While as a graduate MBA student with concentrations in management and finance, I learned many tools and techniques for analyzing and building companies, but I do not think I learned much about the master skill of leading and managing people, except as it applied to muddling my way through group projects.

Later, as an operations improvement consultant, I managed thirty-five progressively more complex client-consultant teams for twenty-five different companies. This is probably where my skills really started to expand, under the coaching and mentorship of more experienced project leaders.

Then I made the leap and started founding and growing high-potential startups, often starting with just one or two people and growing teams up to nearly 100 employees. I found that I was weaving together ideas about leadership I learned early on with project management skills and tools introduced in graduate school and honed under the hot fire of must-deliver-for-the-client consulting projects.

Now, for the past twenty-plus years, I have been applying my leadership, management, selling, and fundraising skills to founding and leading high-potential startups in various sectors. The core building blocks of managing people in different domains have many similarities, and each new day provides new experiences to add to my skills repertoire.

Tips on Developing Your Startup People Manager Skillset

We each travel a unique path in developing, broadening, and deepening our skills and experiences. Based on my journey, if you are seeking to layer in people management skills, I suggest seeking out the following:

  • Study leadership and people – Read books, blogs, and articles about leadership, business management, and people management. This starts to give you a framework for thinking about business leadership. It also helps you think about how people are different and how you might need to adapt your approach to different people to be effective.

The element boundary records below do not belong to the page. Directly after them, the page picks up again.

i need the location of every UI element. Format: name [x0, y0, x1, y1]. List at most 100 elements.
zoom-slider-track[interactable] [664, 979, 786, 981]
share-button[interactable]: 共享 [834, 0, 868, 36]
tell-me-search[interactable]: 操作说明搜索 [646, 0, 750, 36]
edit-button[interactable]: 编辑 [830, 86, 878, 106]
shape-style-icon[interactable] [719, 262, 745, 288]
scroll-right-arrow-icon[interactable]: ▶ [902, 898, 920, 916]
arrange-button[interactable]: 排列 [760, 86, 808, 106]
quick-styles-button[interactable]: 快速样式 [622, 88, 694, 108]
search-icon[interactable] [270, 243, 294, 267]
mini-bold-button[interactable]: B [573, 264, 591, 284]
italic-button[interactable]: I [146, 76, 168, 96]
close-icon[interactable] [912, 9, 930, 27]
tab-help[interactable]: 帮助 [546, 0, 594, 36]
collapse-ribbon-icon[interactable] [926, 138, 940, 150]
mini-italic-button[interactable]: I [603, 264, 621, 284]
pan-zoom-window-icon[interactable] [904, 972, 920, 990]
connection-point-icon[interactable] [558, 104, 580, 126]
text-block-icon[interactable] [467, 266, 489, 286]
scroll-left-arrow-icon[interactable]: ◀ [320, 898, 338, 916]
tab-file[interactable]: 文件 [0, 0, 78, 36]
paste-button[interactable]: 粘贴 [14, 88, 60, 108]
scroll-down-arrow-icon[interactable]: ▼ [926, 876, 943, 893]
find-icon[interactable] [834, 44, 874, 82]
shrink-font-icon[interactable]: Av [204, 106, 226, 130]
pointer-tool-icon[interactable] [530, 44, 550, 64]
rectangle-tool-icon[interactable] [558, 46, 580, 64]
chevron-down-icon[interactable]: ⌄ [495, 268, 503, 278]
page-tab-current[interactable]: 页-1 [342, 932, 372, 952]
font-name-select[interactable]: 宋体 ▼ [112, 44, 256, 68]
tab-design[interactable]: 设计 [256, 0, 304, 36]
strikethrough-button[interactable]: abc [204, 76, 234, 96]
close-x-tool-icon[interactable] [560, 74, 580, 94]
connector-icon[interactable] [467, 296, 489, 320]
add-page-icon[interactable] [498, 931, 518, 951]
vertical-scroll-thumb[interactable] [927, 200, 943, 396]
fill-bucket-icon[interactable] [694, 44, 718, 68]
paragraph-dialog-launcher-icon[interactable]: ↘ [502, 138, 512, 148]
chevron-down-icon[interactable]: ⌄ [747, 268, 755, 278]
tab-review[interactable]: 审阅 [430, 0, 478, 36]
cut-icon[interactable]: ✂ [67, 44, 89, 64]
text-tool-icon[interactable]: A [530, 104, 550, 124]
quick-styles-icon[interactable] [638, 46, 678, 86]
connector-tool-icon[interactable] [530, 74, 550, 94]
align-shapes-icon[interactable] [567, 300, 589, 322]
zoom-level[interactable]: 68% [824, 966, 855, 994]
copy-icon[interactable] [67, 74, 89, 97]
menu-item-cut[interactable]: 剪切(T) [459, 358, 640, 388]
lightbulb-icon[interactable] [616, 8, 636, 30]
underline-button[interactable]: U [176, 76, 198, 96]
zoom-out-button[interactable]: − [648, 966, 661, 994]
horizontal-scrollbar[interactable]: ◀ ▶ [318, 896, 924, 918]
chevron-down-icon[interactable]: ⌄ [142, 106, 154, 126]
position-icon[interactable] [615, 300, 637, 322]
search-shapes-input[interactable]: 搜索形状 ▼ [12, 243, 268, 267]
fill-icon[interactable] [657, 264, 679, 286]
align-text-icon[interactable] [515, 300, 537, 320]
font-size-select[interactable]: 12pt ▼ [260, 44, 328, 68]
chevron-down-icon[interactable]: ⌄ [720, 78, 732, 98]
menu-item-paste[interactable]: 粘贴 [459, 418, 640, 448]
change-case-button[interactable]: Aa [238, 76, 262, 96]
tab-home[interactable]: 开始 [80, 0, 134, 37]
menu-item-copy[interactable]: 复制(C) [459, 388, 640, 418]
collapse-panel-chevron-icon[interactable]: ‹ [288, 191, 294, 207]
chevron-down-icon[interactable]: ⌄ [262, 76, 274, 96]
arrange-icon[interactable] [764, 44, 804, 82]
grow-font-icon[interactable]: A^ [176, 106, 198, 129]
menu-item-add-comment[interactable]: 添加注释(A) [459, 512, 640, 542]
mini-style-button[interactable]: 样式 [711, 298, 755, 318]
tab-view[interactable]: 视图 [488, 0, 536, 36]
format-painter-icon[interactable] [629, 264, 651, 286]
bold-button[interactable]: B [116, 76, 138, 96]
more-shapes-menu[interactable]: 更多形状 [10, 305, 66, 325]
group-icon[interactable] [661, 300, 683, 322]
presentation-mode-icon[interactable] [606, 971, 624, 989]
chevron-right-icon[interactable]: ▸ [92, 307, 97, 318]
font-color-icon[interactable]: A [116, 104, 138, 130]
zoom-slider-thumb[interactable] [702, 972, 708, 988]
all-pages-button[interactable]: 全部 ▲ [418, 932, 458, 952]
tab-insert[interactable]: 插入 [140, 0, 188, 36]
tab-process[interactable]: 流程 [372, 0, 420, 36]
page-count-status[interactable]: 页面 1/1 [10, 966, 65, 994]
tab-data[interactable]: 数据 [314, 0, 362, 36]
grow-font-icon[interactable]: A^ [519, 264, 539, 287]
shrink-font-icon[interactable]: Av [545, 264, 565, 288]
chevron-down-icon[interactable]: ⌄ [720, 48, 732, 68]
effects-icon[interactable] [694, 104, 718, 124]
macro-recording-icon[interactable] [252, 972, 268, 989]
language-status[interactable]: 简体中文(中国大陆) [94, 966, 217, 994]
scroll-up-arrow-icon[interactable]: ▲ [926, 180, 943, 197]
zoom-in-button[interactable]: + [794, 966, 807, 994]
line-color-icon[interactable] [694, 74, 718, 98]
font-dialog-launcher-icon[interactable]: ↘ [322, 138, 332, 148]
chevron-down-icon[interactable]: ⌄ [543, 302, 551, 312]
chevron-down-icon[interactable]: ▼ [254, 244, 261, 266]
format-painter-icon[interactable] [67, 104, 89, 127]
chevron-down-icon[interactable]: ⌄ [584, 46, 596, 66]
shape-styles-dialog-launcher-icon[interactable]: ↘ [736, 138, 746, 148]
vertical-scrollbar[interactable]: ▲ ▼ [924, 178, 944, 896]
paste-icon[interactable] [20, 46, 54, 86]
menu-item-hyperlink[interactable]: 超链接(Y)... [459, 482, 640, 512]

  • Manage projects – Often, there are opportunities in college or larger organizations to lead projects. Start small and short-term. Keep at it, progressively adding complexity and scale.

  • Seek opportunities to manage progressively bigger and more complex teams – Start small and grow your way into tackling more complex management challenges. Work within your function, then across functions, and add people outside your organization. As you become more comfortable at each level, seek to push beyond your comfort zone and tackle more significant challenges.

  • Learn about business functions – Weaving together a team with complementary skills to accomplish the diverse functions a business requires demands learning the basics of different functions and what strengths and skills are needed in each. Learn. Learn. Learn.

  • Seek out mentors – I have not run across much in the way of comprehensive management training. It might exist in some large corporate training centers. However, I think most of us learn at the elbow of a talented boss who gets us started. Then we need to constantly seek out those who do it well and see if we can figure out and adapt for ourselves what makes them effective. Often, if asked, skilled people managers will happily discuss their lessons learned.

  • Collaborate with colleagues – Becoming aware and intentional often depends on feedback. Ask the people around you to help by giving feedback on what you are doing well and what could use some work. Actively seeking feedback is a way to create your own virtuous learning cycle.

  • (Shameless plug) Read this blog – So much of what I think and write about in www.StartupCEOReflections.com is connected to the challenge of leading groups of people on the journey to build a startup together. There are hints, tips, and tricks woven all through my posts. This is one of the themes that permeate my attempt to give something valuable to startup leaders to help them on their journeys.

No doubt there are other ways to build up your skills in the art of people management, and you should probably try anything that comes across your radar because getting good at this is pivotal for startup leaders. And I do not think anyone ever achieves complete mastery, so there is always something more to learn because people are so wondrously complex and nuanced!